Abstract The purpose of this research is to build an operational model for predicting wildfire occurrence for the contiguous United States (CONUS) in the 1–10-day range using the U-Net 3+ machine learning model. This paper illustrates the range of model performance resulting from choices made in the modeling process, such as how labels are defined for the model and how input variables are codified for the model. By combining the capabilities of the U-Net 3+ model with a neighborhood loss function, fractions skill score (FSS), we can quantify model success by predictions made both in and around the location of the original fire occurrence label. The model is trained on weather, weather-derived fuel, and topography observational inputs and labels representing fire occurrence. Observational weather, weather-derived fuel, and topography data are sourced from the gridded surface meteorological (gridMET) dataset, a daily, CONUS-wide, high-spatial-resolution dataset of surface meteorological variables. Fire occurrence labels are sourced from the U.S. Department of Agriculture’s Fire Program Analysis Fire-Occurrence Database (FPA-FOD), which contains spatial wildfire occurrence data for CONUS, combining data sourced from the reporting systems of federal, state, and local organizations.
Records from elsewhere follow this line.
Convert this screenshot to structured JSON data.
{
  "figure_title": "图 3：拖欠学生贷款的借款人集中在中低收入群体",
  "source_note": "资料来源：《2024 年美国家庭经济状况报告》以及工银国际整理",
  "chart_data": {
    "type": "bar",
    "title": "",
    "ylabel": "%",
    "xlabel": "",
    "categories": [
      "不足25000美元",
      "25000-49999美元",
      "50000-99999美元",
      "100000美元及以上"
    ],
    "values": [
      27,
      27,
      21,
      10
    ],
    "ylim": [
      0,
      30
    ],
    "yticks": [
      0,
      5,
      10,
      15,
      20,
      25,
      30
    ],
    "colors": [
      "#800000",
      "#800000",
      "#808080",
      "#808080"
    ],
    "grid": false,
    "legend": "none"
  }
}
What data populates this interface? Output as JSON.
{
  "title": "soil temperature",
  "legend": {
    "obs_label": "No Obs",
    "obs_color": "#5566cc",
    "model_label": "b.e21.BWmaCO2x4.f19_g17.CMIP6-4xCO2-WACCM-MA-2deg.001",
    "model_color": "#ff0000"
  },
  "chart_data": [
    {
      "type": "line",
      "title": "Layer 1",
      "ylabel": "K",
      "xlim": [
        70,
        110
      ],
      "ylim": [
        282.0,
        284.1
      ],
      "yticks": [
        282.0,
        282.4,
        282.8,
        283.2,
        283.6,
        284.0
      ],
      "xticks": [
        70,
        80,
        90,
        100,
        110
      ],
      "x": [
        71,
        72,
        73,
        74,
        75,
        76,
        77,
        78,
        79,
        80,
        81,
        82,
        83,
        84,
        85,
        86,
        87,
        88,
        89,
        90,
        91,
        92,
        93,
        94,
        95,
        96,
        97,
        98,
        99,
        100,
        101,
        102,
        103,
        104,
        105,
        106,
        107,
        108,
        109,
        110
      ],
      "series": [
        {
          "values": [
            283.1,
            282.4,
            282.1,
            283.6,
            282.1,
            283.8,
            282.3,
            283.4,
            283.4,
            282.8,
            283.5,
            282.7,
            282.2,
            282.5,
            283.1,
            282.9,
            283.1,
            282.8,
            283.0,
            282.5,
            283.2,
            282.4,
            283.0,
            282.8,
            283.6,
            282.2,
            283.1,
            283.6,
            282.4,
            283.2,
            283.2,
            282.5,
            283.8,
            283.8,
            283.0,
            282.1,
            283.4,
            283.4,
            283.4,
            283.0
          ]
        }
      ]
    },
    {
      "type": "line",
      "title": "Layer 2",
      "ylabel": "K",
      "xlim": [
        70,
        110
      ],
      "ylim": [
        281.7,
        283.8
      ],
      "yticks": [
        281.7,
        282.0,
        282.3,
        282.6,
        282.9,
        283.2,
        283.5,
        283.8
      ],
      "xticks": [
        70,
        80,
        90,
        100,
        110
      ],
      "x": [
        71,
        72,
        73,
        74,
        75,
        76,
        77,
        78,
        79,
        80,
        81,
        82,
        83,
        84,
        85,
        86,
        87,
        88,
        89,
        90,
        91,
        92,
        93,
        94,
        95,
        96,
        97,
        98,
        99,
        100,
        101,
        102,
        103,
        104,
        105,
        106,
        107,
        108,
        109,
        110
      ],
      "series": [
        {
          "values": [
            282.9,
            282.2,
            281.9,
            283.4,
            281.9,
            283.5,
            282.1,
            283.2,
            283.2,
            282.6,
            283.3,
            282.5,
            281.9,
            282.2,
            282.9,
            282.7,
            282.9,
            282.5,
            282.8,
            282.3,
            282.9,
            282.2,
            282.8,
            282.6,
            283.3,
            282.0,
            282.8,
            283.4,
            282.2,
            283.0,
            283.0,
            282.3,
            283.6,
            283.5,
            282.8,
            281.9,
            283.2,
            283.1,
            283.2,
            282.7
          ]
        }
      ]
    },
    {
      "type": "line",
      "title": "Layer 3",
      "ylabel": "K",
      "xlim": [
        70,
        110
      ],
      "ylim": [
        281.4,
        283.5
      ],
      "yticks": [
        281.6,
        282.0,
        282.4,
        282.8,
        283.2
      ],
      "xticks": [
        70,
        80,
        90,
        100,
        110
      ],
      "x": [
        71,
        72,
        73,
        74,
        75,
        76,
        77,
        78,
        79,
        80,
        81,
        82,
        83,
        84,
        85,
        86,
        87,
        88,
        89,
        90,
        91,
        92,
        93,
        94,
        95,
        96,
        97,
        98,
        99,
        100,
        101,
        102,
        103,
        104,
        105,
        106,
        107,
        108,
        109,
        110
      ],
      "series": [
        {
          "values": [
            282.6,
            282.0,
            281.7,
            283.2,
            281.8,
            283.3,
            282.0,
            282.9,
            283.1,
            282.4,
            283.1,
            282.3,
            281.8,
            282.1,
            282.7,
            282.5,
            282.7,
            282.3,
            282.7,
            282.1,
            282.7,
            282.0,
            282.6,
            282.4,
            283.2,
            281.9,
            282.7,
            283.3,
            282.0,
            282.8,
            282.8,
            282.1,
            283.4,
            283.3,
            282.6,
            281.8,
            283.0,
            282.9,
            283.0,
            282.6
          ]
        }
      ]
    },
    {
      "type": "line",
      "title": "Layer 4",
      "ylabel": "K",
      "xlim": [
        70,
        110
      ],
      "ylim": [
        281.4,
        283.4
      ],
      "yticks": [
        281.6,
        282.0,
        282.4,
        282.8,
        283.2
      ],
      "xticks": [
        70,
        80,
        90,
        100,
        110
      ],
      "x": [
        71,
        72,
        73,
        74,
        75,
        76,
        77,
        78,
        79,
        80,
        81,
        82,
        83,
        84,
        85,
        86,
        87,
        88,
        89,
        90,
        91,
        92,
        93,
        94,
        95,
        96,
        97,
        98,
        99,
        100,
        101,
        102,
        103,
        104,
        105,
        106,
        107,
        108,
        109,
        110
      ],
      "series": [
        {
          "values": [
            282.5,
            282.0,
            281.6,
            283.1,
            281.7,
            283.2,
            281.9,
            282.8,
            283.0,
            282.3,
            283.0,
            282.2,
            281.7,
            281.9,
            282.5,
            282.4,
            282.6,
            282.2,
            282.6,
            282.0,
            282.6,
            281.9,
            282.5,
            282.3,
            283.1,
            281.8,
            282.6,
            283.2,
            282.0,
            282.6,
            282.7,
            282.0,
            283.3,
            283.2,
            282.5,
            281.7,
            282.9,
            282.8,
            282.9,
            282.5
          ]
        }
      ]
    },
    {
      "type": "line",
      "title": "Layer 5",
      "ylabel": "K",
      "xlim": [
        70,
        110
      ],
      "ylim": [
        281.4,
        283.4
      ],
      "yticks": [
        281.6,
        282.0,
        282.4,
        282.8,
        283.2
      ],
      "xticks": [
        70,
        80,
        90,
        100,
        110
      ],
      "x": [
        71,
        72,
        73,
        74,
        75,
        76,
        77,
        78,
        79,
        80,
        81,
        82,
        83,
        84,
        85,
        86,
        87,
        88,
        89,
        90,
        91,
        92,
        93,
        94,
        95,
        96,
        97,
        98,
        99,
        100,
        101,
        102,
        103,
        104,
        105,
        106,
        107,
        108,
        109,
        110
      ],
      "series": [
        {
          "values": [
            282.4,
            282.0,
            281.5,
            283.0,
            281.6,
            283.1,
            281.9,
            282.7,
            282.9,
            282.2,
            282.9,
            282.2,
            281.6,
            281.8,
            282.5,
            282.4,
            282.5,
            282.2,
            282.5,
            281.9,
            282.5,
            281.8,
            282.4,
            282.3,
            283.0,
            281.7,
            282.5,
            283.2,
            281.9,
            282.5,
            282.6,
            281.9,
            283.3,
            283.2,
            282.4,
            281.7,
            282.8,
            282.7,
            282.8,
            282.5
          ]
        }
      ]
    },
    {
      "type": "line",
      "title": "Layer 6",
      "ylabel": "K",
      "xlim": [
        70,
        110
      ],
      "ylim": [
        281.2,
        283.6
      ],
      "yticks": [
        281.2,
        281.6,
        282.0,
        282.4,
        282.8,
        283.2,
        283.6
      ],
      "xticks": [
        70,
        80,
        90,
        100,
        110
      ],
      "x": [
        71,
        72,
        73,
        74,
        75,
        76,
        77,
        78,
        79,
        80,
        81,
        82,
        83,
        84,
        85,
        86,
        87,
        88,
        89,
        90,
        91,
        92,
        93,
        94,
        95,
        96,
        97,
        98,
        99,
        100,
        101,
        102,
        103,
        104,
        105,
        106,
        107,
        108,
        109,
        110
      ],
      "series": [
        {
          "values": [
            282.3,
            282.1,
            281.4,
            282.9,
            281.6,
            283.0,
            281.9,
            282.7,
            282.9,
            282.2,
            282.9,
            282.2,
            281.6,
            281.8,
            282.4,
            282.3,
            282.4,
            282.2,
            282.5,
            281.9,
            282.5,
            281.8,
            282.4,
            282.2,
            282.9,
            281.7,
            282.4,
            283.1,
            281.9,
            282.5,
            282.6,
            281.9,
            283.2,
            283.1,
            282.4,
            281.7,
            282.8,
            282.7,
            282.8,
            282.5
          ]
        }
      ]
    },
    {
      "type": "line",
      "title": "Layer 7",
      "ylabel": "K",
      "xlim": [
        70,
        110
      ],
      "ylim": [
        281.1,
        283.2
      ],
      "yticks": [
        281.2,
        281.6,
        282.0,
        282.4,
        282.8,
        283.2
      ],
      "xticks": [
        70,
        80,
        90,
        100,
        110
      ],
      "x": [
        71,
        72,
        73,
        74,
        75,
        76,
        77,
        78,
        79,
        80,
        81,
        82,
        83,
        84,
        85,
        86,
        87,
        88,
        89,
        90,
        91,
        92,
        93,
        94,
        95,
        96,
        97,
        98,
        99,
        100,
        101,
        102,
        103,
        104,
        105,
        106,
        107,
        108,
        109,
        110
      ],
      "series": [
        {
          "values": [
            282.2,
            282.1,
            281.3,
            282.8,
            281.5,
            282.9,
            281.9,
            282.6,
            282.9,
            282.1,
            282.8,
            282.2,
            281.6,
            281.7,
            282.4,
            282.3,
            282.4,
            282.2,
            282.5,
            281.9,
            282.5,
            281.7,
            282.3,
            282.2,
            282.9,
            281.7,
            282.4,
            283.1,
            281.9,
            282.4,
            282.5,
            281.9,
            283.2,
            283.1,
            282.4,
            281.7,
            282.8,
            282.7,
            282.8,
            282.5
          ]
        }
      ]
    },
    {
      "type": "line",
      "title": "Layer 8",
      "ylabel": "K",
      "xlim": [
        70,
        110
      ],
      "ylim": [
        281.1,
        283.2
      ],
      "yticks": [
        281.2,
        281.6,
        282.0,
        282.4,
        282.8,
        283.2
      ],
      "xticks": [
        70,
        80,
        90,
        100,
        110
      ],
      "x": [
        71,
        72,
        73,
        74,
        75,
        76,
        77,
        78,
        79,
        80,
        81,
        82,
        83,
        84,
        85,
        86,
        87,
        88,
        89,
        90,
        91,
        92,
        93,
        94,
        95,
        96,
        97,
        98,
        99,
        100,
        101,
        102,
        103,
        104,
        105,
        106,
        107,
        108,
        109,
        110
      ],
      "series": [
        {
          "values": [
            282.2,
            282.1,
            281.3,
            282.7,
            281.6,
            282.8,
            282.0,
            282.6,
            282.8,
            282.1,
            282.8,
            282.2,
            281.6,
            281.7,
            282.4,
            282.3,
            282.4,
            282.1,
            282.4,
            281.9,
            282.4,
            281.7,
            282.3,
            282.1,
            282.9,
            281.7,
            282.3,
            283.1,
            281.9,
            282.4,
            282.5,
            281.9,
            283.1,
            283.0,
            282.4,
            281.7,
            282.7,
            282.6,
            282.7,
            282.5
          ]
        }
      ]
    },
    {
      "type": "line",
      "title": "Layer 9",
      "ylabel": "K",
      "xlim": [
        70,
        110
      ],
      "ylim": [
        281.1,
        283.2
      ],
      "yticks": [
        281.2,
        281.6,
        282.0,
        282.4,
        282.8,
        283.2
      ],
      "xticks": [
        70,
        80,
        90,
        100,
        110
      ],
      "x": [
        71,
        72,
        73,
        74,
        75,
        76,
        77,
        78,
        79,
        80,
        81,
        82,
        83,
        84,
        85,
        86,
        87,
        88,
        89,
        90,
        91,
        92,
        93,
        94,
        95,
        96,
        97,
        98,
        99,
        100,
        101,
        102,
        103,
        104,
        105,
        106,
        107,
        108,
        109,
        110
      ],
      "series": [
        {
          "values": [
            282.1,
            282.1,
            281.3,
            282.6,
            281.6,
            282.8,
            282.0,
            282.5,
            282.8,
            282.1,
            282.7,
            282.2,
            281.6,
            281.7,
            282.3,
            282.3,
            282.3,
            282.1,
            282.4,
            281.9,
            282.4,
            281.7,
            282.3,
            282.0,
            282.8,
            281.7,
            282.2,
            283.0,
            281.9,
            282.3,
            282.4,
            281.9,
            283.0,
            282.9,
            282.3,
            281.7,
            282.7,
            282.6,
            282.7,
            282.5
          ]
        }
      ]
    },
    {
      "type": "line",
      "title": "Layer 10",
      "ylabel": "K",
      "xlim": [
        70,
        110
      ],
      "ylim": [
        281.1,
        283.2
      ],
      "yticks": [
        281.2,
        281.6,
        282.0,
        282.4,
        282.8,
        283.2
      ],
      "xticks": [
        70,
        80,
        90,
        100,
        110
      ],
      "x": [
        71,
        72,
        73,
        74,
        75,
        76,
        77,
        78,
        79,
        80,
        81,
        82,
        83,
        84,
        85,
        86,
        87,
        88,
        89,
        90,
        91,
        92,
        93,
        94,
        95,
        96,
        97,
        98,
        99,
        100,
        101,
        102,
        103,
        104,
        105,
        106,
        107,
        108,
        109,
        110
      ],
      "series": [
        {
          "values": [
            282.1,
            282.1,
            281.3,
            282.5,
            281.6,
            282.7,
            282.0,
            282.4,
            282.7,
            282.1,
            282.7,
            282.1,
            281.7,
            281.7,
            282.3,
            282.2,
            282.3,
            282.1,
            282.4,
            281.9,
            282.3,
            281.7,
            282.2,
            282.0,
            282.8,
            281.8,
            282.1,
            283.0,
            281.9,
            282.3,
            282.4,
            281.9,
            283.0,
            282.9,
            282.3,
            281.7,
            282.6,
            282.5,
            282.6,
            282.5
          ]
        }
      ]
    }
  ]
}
By exploring the many aspects of the modeling process with the added context of model performance, this work builds understanding around the use of deep learning to predict fire occurrence in CONUS. Significance Statement Our work seeks to explore the limits to which deep learning can predict wildfire occurrence in CONUS with the ultimate goal of providing decision support to those allocating fire resources during high fire seasons. By exploring with what accuracy and lead time we can provide insights to these persons, we hope to reduce loss of life, reduce damage to property, and improve future event preparedness. We compare two models, one trained on all fires in the continental United States and the other on only large lightning fires. We found that a model trained on all fires produced a higher probability of fire.